Pet hatreds naturally cluster together – no one is limited to just one. Thus those who hate capitalists often also hate Jews, and indeed equate the two groups, as Marx and Hitler did. Those who see women as an oppressed minority are practically guaranteed also to hate globe-warming, air-polluting capitalism.
And can you imagine a genuflecting champion of Black Lives Matter who isn’t certain that women are oppressed, and money-grubbing capitalists are destroying ‘our planet’? I can’t, because such an animal doesn’t exist.
That’s why it’s pointless engaging such people in a rational, fact-based discourse on their proclaimed grievance. Their underlying faith is impervious to reason or facts. They worship the God of Equality who commands them to hate every heretic and apostate.
While one can argue with opponents, one can only ever fight enemies. That explains the advice I recently gave to a friend of mine, who was upset as a result.
He was about to appear on a radio show, arguing with a fire-eating equality zealot. My friend was trying to anticipate the likely arguments, one of which could have been that the Israelis’ treatment of Palestinians and our treatment of blacks are no different from Hitler’s Holocaust.

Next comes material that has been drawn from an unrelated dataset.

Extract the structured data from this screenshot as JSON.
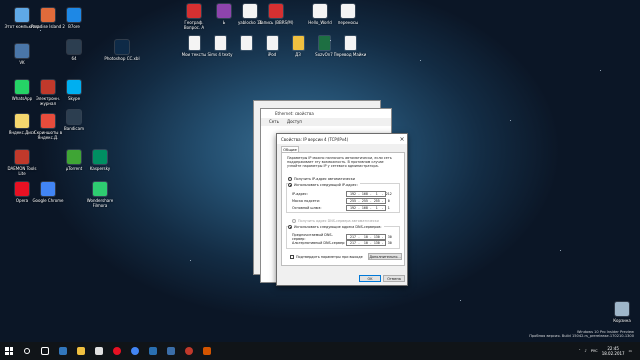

What would I say in response, my friend wanted to know. “Go f*** yourself,” I replied without hesitation. “What kind of answer is that?” asked my irate friend. “The only possible one,” I replied. One can respond reasonably only to a reasonable statement.
The statement my friend anticipated not only was unreasonable but it also had nothing to do with the sentiment overtly expressed. Underneath the actual words was a scream of hatred brewed on discontent. Christians are taught to love their enemies, but that doesn’t mean letting them get away with murder.